Até agora, já se contam 20 mortos durante as manifestações, de acordo com reportagem do Uol. Ontem, o Colégio Médico do Chile, órgão que fiscaliza o setor naquele país, juntamente com a Sociedade Nacional de Oftalmologia, emitiu nota manifestando preocupação com a conduta violenta das forças policiais, que têm atirado com balas de borracha na região superior do corpo humano, muitas vezes atingindo a cabeça das pessoas, provocando ferimentos graves nos olhos, o que levou à perda de visão para a maioria delas, afirma a entidade – mais de 100 casos foram registrados desde a semana passada, números que podem ser considerados como “epidemia”.

“As pessoas que recebemos relatando esses casos são bastante claras ao apontar que foram baleadas por policiais e militares”, destaca a nota que pede a eliminação do uso desse tipo de força. “Nunca antes na história de nosso país tivemos tantas pessoas em tão poucos dias que ficaram cegas. Apelamos mais uma vez às autoridades policiais do Chile e às Forças Armadas que, de uma vez por todas, eliminem o uso de pistolas de ar comprimido, porque agora estão causando um impacto na saúde visual e na saúde pública do nosso país muito grande.”

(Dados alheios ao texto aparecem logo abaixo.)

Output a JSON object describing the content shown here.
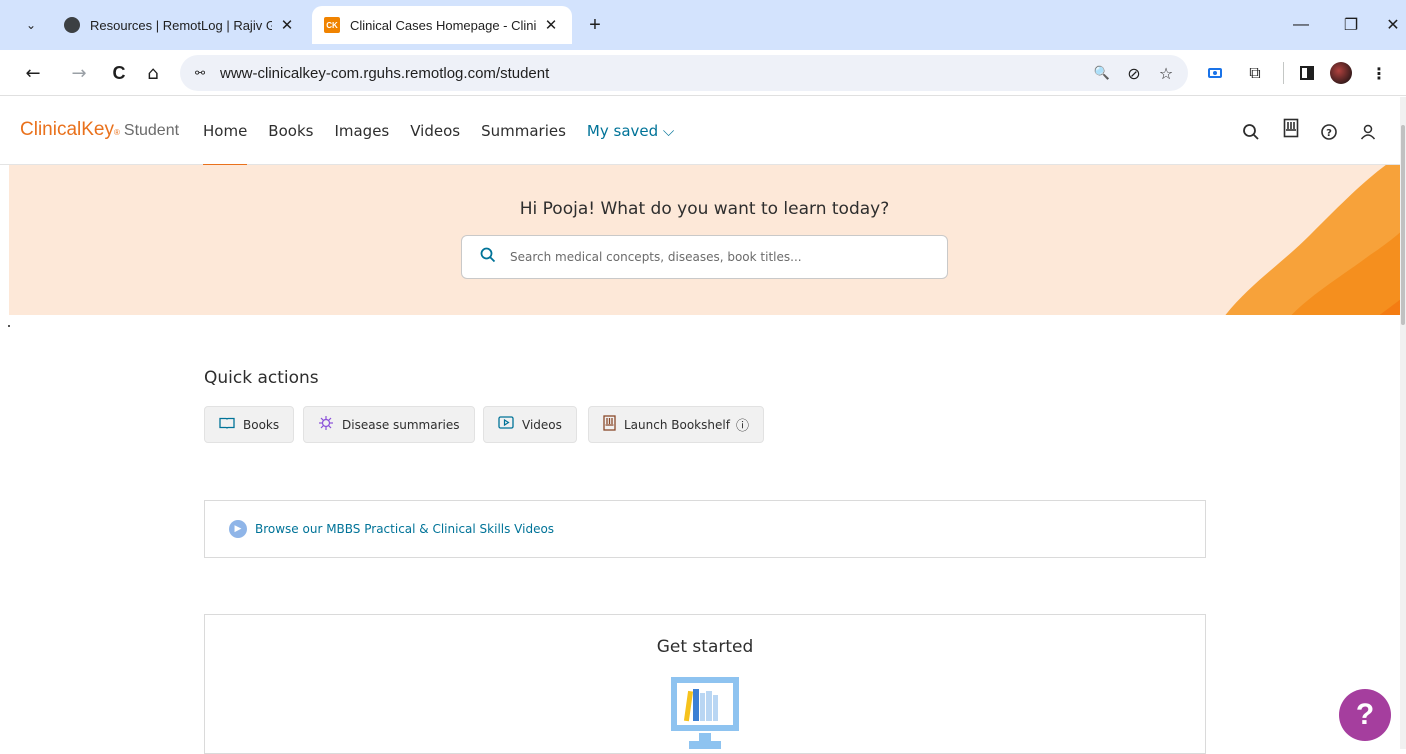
{
  "browser": {
    "tabs": [
      {
        "title": "Resources | RemotLog | Rajiv Ga",
        "close": "✕",
        "icon": "globe-icon"
      },
      {
        "title": "Clinical Cases Homepage - Clini",
        "close": "✕",
        "icon": "clinicalkey-favicon",
        "favicon_text": "CK"
      }
    ],
    "new_tab": "+",
    "tab_menu": "⌄",
    "window_controls": {
      "minimize": "—",
      "restore": "❐",
      "close": "✕"
    },
    "nav": {
      "back": "←",
      "forward": "→",
      "reload": "C",
      "home": "⌂"
    },
    "address": {
      "site_info": "⚯",
      "url": "www-clinicalkey-com.rguhs.remotlog.com/student"
    },
    "omni_icons": {
      "zoom": "🔍",
      "eye_off": "⊘",
      "bookmark_star": "☆"
    },
    "toolbar": {
      "extensions": "⧉",
      "menu": "⋮"
    }
  },
  "site": {
    "logo": {
      "brand": "ClinicalKey",
      "reg": "®",
      "product": "Student"
    },
    "nav": [
      {
        "label": "Home",
        "active": true
      },
      {
        "label": "Books"
      },
      {
        "label": "Images"
      },
      {
        "label": "Videos"
      },
      {
        "label": "Summaries"
      },
      {
        "label": "My saved ⌵"
      }
    ],
    "header_icons": [
      "search-icon",
      "bookshelf-icon",
      "help-icon",
      "account-icon"
    ]
  },
  "hero": {
    "greeting": "Hi Pooja! What do you want to learn today?",
    "search_placeholder": "Search medical concepts, diseases, book titles..."
  },
  "quick_actions": {
    "title": "Quick actions",
    "buttons": [
      {
        "label": "Books",
        "icon": "book-icon"
      },
      {
        "label": "Disease summaries",
        "icon": "virus-icon"
      },
      {
        "label": "Videos",
        "icon": "video-icon"
      },
      {
        "label": "Launch Bookshelf",
        "icon": "bookshelf-icon",
        "info": "ⓘ"
      }
    ]
  },
  "browse_banner": {
    "text": "Browse our MBBS Practical & Clinical Skills Videos"
  },
  "get_started": {
    "title": "Get started"
  },
  "help_fab": "?",
  "colors": {
    "brand_orange": "#e9711c",
    "link_teal": "#007398",
    "hero_bg": "#fde8d8",
    "help_purple": "#a53e9e",
    "tabbar_bg": "#d3e3fd"
  }
}
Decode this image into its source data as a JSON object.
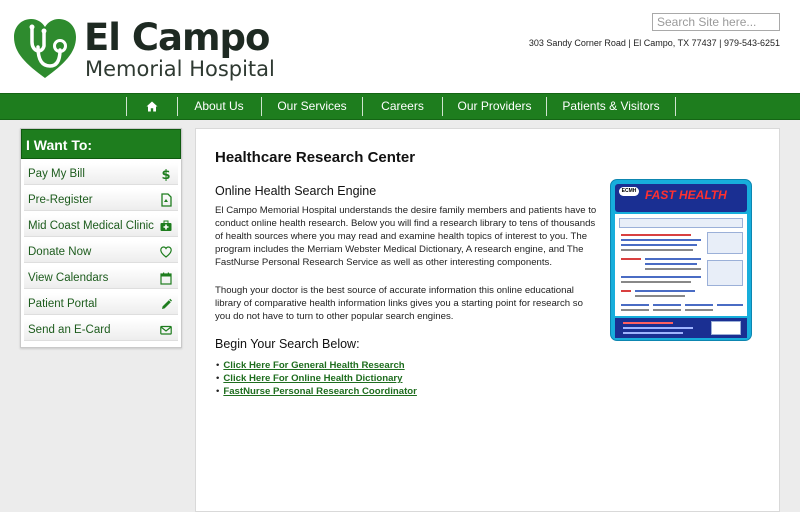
{
  "header": {
    "logo": {
      "name": "El Campo",
      "subtitle": "Memorial Hospital",
      "icon": "heart-stethoscope-icon"
    },
    "search": {
      "placeholder": "Search Site here...",
      "value": ""
    },
    "address": "303 Sandy Corner Road | El Campo, TX 77437 | 979-543-6251"
  },
  "nav": {
    "home_icon": "home-icon",
    "items": [
      "About Us",
      "Our Services",
      "Careers",
      "Our Providers",
      "Patients & Visitors"
    ]
  },
  "sidebar": {
    "title": "I Want To:",
    "items": [
      {
        "label": "Pay My Bill",
        "icon": "dollar-icon"
      },
      {
        "label": "Pre-Register",
        "icon": "document-icon"
      },
      {
        "label": "Mid Coast Medical Clinic",
        "icon": "medical-kit-icon"
      },
      {
        "label": "Donate Now",
        "icon": "heart-icon"
      },
      {
        "label": "View Calendars",
        "icon": "calendar-icon"
      },
      {
        "label": "Patient Portal",
        "icon": "pencil-icon"
      },
      {
        "label": "Send an E-Card",
        "icon": "envelope-icon"
      }
    ]
  },
  "main": {
    "title": "Healthcare Research Center",
    "section1_heading": "Online Health Search Engine",
    "paragraph1": "El Campo Memorial Hospital understands the desire family members and patients have to conduct online health research. Below you will find a research library to tens of thousands of health sources where you may read and examine health topics of interest to you. The program includes the Merriam Webster Medical Dictionary, A research engine, and The FastNurse Personal Research Service as well as other interesting components.",
    "paragraph2": "Though your doctor is the best source of accurate information this online educational library of comparative health information links gives you a starting point for research so you do not have to turn to other popular search engines.",
    "section2_heading": "Begin Your Search Below:",
    "links": [
      "Click Here For General Health Research",
      "Click Here For Online Health Dictionary",
      "FastNurse Personal Research Coordinator"
    ],
    "thumbnail": {
      "badge": "ECMH",
      "brand": "FAST HEALTH"
    }
  },
  "colors": {
    "brand_green": "#1e7d1e",
    "link_green": "#1e6d1e",
    "thumbnail_blue": "#17aedc"
  }
}
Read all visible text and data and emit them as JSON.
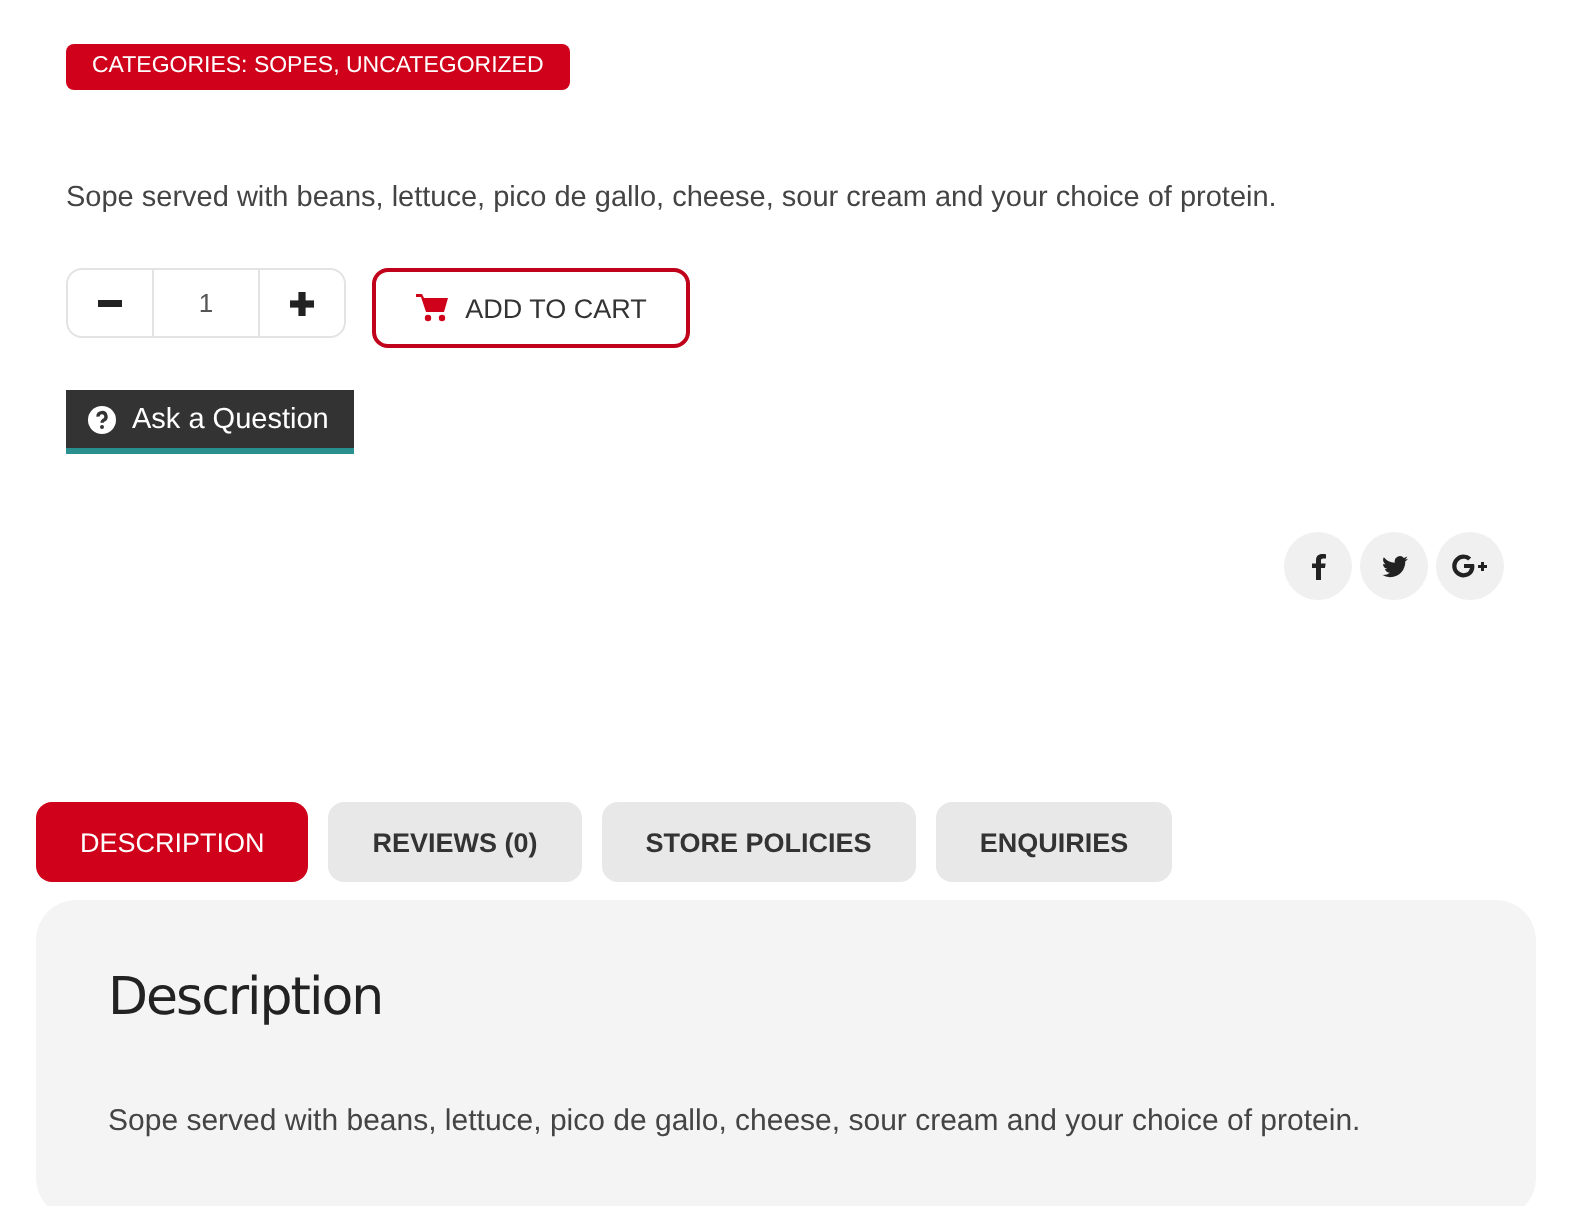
{
  "product": {
    "categories": "CATEGORIES: SOPES, UNCATEGORIZED",
    "summary": "Sope served with beans, lettuce, pico de gallo, cheese, sour cream and your choice of protein."
  },
  "quantity": {
    "value": "1"
  },
  "add_to_cart": "ADD TO CART",
  "ask_question": "Ask a Question",
  "social": [
    {
      "kind": "facebook"
    },
    {
      "kind": "twitter"
    },
    {
      "kind": "google-plus"
    }
  ],
  "tabs": [
    {
      "label": "DESCRIPTION",
      "selected": true
    },
    {
      "label": "REVIEWS (0)",
      "selected": false
    },
    {
      "label": "STORE POLICIES",
      "selected": false
    },
    {
      "label": "ENQUIRIES",
      "selected": false
    }
  ],
  "panel": {
    "heading": "Description",
    "text": "Sope served with beans, lettuce, pico de gallo, cheese, sour cream and your choice of protein."
  }
}
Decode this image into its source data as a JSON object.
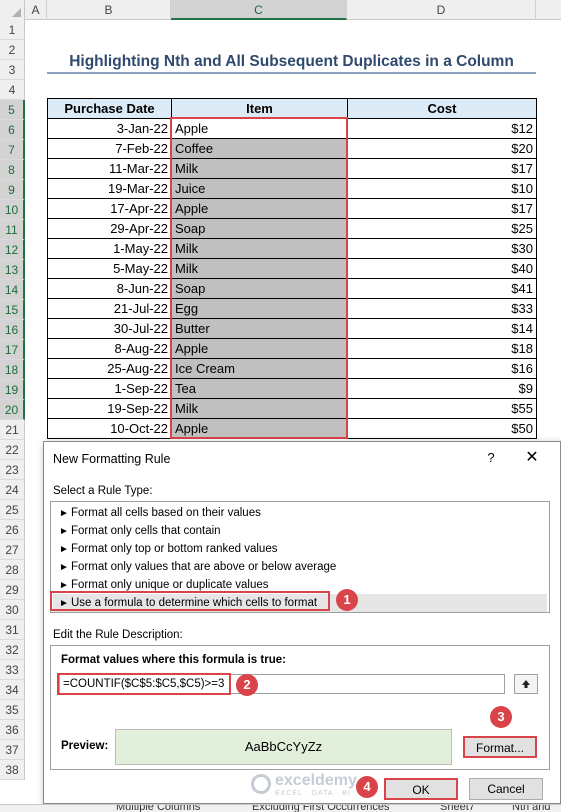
{
  "sheet": {
    "columns": [
      "A",
      "B",
      "C",
      "D"
    ],
    "rows": [
      "1",
      "2",
      "3",
      "4",
      "5",
      "6",
      "7",
      "8",
      "9",
      "10",
      "11",
      "12",
      "13",
      "14",
      "15",
      "16",
      "17",
      "18",
      "19",
      "20",
      "21",
      "22",
      "23",
      "24",
      "25",
      "26",
      "27",
      "28",
      "29",
      "30",
      "31",
      "32",
      "33",
      "34",
      "35",
      "36",
      "37",
      "38"
    ],
    "title": "Highlighting Nth and All Subsequent Duplicates in a Column",
    "headers": {
      "date": "Purchase Date",
      "item": "Item",
      "cost": "Cost"
    },
    "records": [
      {
        "date": "3-Jan-22",
        "item": "Apple",
        "cost": "$12"
      },
      {
        "date": "7-Feb-22",
        "item": "Coffee",
        "cost": "$20"
      },
      {
        "date": "11-Mar-22",
        "item": "Milk",
        "cost": "$17"
      },
      {
        "date": "19-Mar-22",
        "item": "Juice",
        "cost": "$10"
      },
      {
        "date": "17-Apr-22",
        "item": "Apple",
        "cost": "$17"
      },
      {
        "date": "29-Apr-22",
        "item": "Soap",
        "cost": "$25"
      },
      {
        "date": "1-May-22",
        "item": "Milk",
        "cost": "$30"
      },
      {
        "date": "5-May-22",
        "item": "Milk",
        "cost": "$40"
      },
      {
        "date": "8-Jun-22",
        "item": "Soap",
        "cost": "$41"
      },
      {
        "date": "21-Jul-22",
        "item": "Egg",
        "cost": "$33"
      },
      {
        "date": "30-Jul-22",
        "item": "Butter",
        "cost": "$14"
      },
      {
        "date": "8-Aug-22",
        "item": "Apple",
        "cost": "$18"
      },
      {
        "date": "25-Aug-22",
        "item": "Ice Cream",
        "cost": "$16"
      },
      {
        "date": "1-Sep-22",
        "item": "Tea",
        "cost": "$9"
      },
      {
        "date": "19-Sep-22",
        "item": "Milk",
        "cost": "$55"
      },
      {
        "date": "10-Oct-22",
        "item": "Apple",
        "cost": "$50"
      }
    ]
  },
  "dialog": {
    "title": "New Formatting Rule",
    "help": "?",
    "close": "✕",
    "select_rule_label": "Select a Rule Type:",
    "rule_types": [
      "Format all cells based on their values",
      "Format only cells that contain",
      "Format only top or bottom ranked values",
      "Format only values that are above or below average",
      "Format only unique or duplicate values",
      "Use a formula to determine which cells to format"
    ],
    "selected_rule_index": 5,
    "edit_label": "Edit the Rule Description:",
    "formula_label": "Format values where this formula is true:",
    "formula_value": "=COUNTIF($C$5:$C5,$C5)>=3",
    "preview_label": "Preview:",
    "preview_text": "AaBbCcYyZz",
    "preview_fill": "#e2efda",
    "format_button": "Format...",
    "ok_button": "OK",
    "cancel_button": "Cancel"
  },
  "badges": [
    "1",
    "2",
    "3",
    "4"
  ],
  "watermark": {
    "name": "exceldemy",
    "sub": "EXCEL · DATA · BI"
  },
  "tabs": [
    "Multiple Columns",
    "Excluding First Occurrences",
    "Sheet7",
    "Nth and"
  ],
  "colors": {
    "accent_red": "#d9434a",
    "header_fill": "#ddebf7",
    "highlight_gray": "#c0c0c0",
    "excel_green": "#217346"
  }
}
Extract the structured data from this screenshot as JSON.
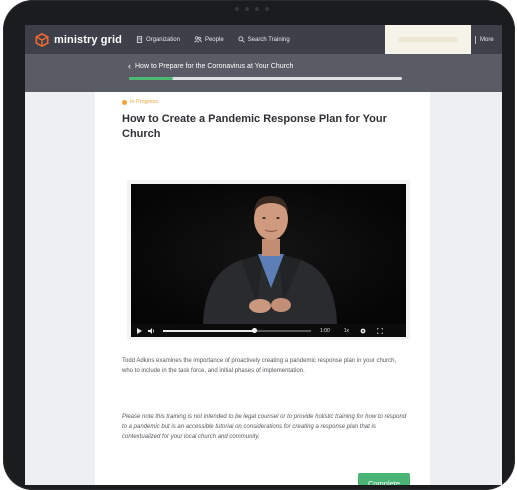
{
  "app": {
    "brand_name": "ministry grid",
    "brand_color": "#f26a30"
  },
  "topnav": {
    "items": [
      {
        "label": "Organization",
        "icon": "building-icon"
      },
      {
        "label": "People",
        "icon": "people-icon"
      },
      {
        "label": "Search Training",
        "icon": "search-icon"
      }
    ],
    "more_label": "More"
  },
  "course": {
    "title": "How to Prepare for the Coronavirus at Your Church",
    "progress_fraction": 0.16,
    "progress_color": "#4aba73"
  },
  "lesson": {
    "status": "In Progress",
    "status_color": "#f0a436",
    "title": "How to Create a Pandemic Response Plan for Your Church",
    "video": {
      "current_time": "1:00",
      "speed": "1x",
      "played_fraction": 0.62
    },
    "description": "Todd Adkins examines the importance of proactively creating a pandemic response plan in your church, who to include in the task force, and initial phases of implementation.",
    "note": "Please note this training is not intended to be legal counsel or to provide holistic training for how to respond to a pandemic but is an accessible tutorial on considerations for creating a response plan that is contextualized for your local church and community.",
    "complete_label": "Complete",
    "complete_color": "#4ab475"
  }
}
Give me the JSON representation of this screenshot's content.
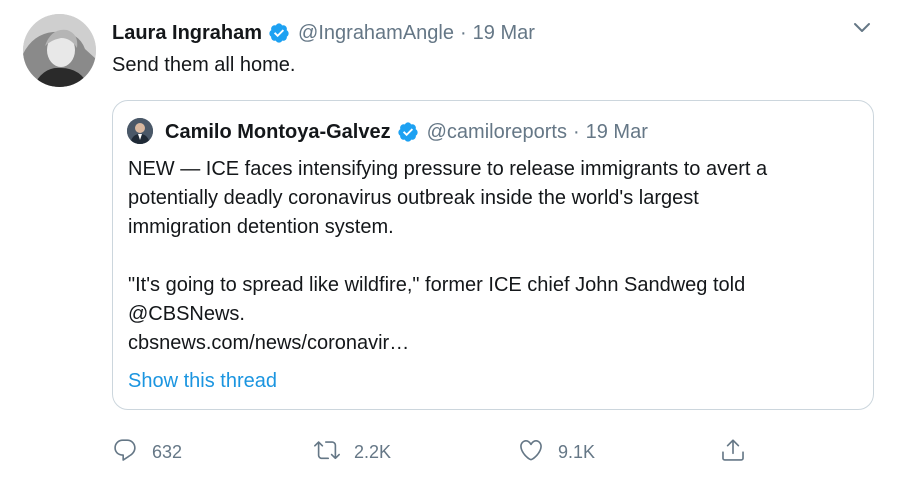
{
  "tweet": {
    "author_name": "Laura Ingraham",
    "handle": "@IngrahamAngle",
    "separator": "·",
    "date": "19 Mar",
    "text": "Send them all home."
  },
  "quoted": {
    "author_name": "Camilo Montoya-Galvez",
    "handle": "@camiloreports",
    "separator": "·",
    "date": "19 Mar",
    "lines": [
      "NEW — ICE faces intensifying pressure to release immigrants to avert a",
      "potentially deadly coronavirus outbreak inside the world's largest",
      "immigration detention system.",
      "\"It's going to spread like wildfire,\" former ICE chief John Sandweg told",
      "@CBSNews.",
      "cbsnews.com/news/coronavir…"
    ],
    "show_thread": "Show this thread"
  },
  "actions": {
    "reply_count": "632",
    "retweet_count": "2.2K",
    "like_count": "9.1K"
  },
  "icons": {
    "verified": "verified-badge-icon",
    "caret": "chevron-down-icon",
    "reply": "reply-icon",
    "retweet": "retweet-icon",
    "like": "heart-icon",
    "share": "share-icon"
  },
  "colors": {
    "verified": "#1da1f2",
    "link": "#1b95e0",
    "secondary_text": "#657786",
    "border": "#ccd6dd"
  }
}
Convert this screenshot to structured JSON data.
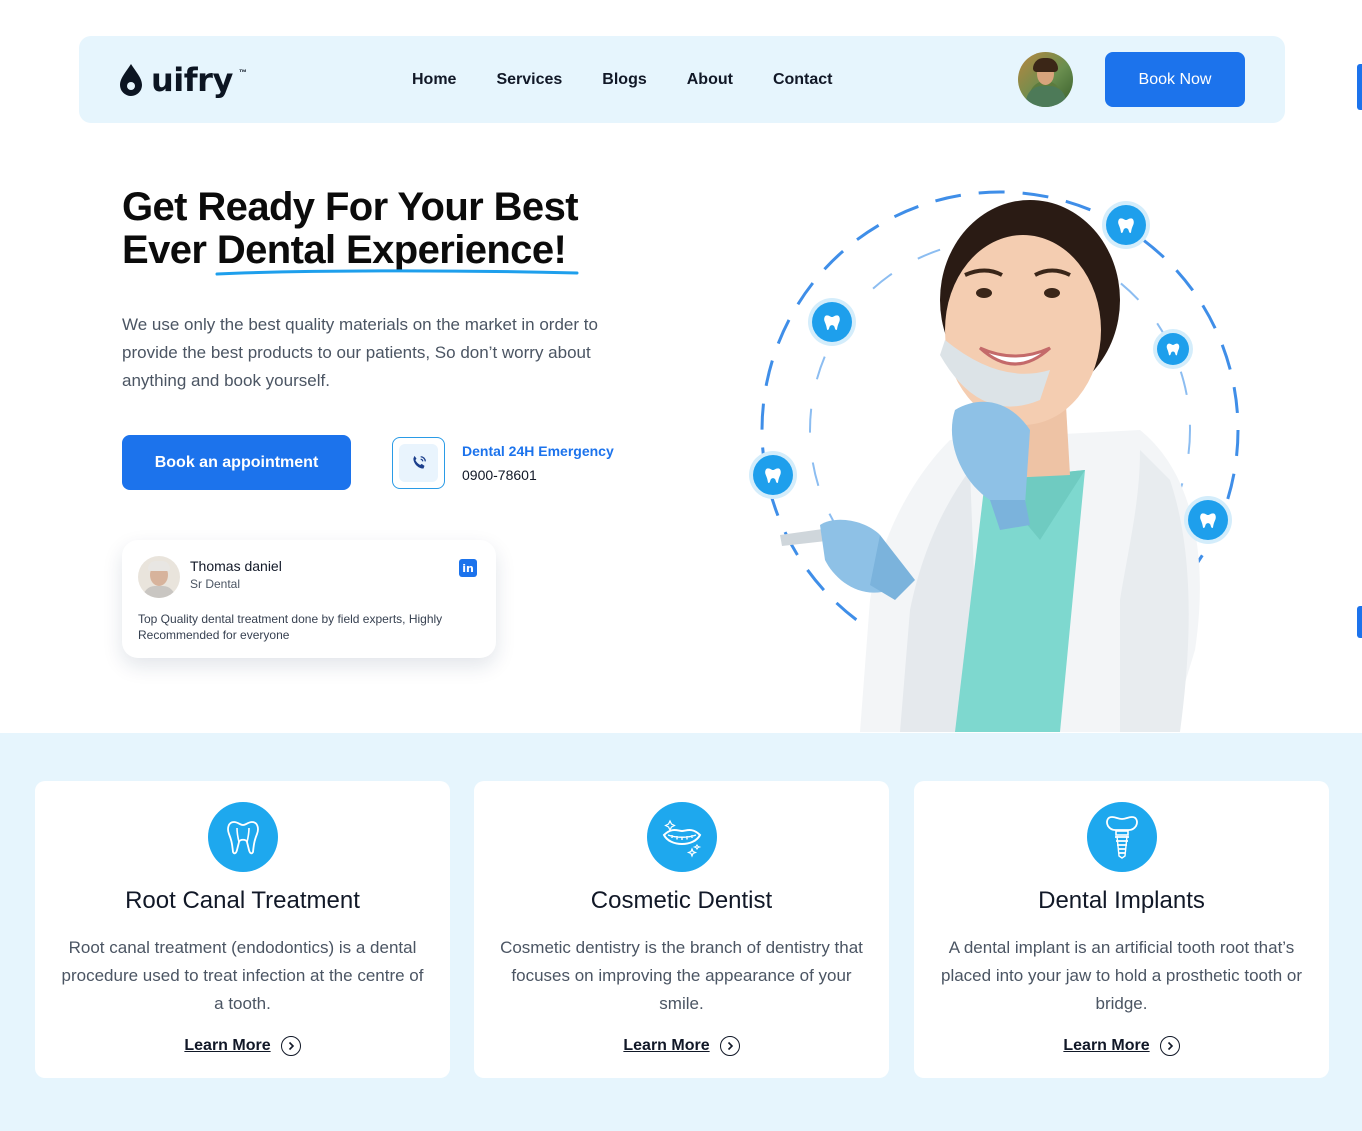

O Colégio de Médicos informa ainda que tem coletado as informações para entregá-las à missão especial das Nações Unidas e da Anistia Internacional.

Possibilidade de renúncia

Mesmo com a resistência do povo, que se mantém nas ruas protestando, o jornalista acredita ser remota a possibilidade de renúncia do presidente. “Ele representa toda uma classe dominante, que aqui no Chile se chama de ‘1%’, porque 1% da população chilena tem mais de 30% das riquezas. Então é muito difícil que eles abram mão sabendo que a esquerda irá voltar ao poder”, observa.

De acordo com Saavedra, o país ainda corre o risco de ter novamente decretado o estado de emergência pelo próprio presidente, no caso de o governo achar que não pode controlar os protestos sem o exército. “A gente não pode esperar desse presidente uma resposta diferente”, avalia o correspondente. A outra possibilidade de que o estado de emergência seja decretado é o caso de um acusação constitucional contra Piñera, movida por partidos da esquerda chilena, conseguir ser instaurada e avançar em impeachment, uma vez que o Chile não tem um vice-presidente.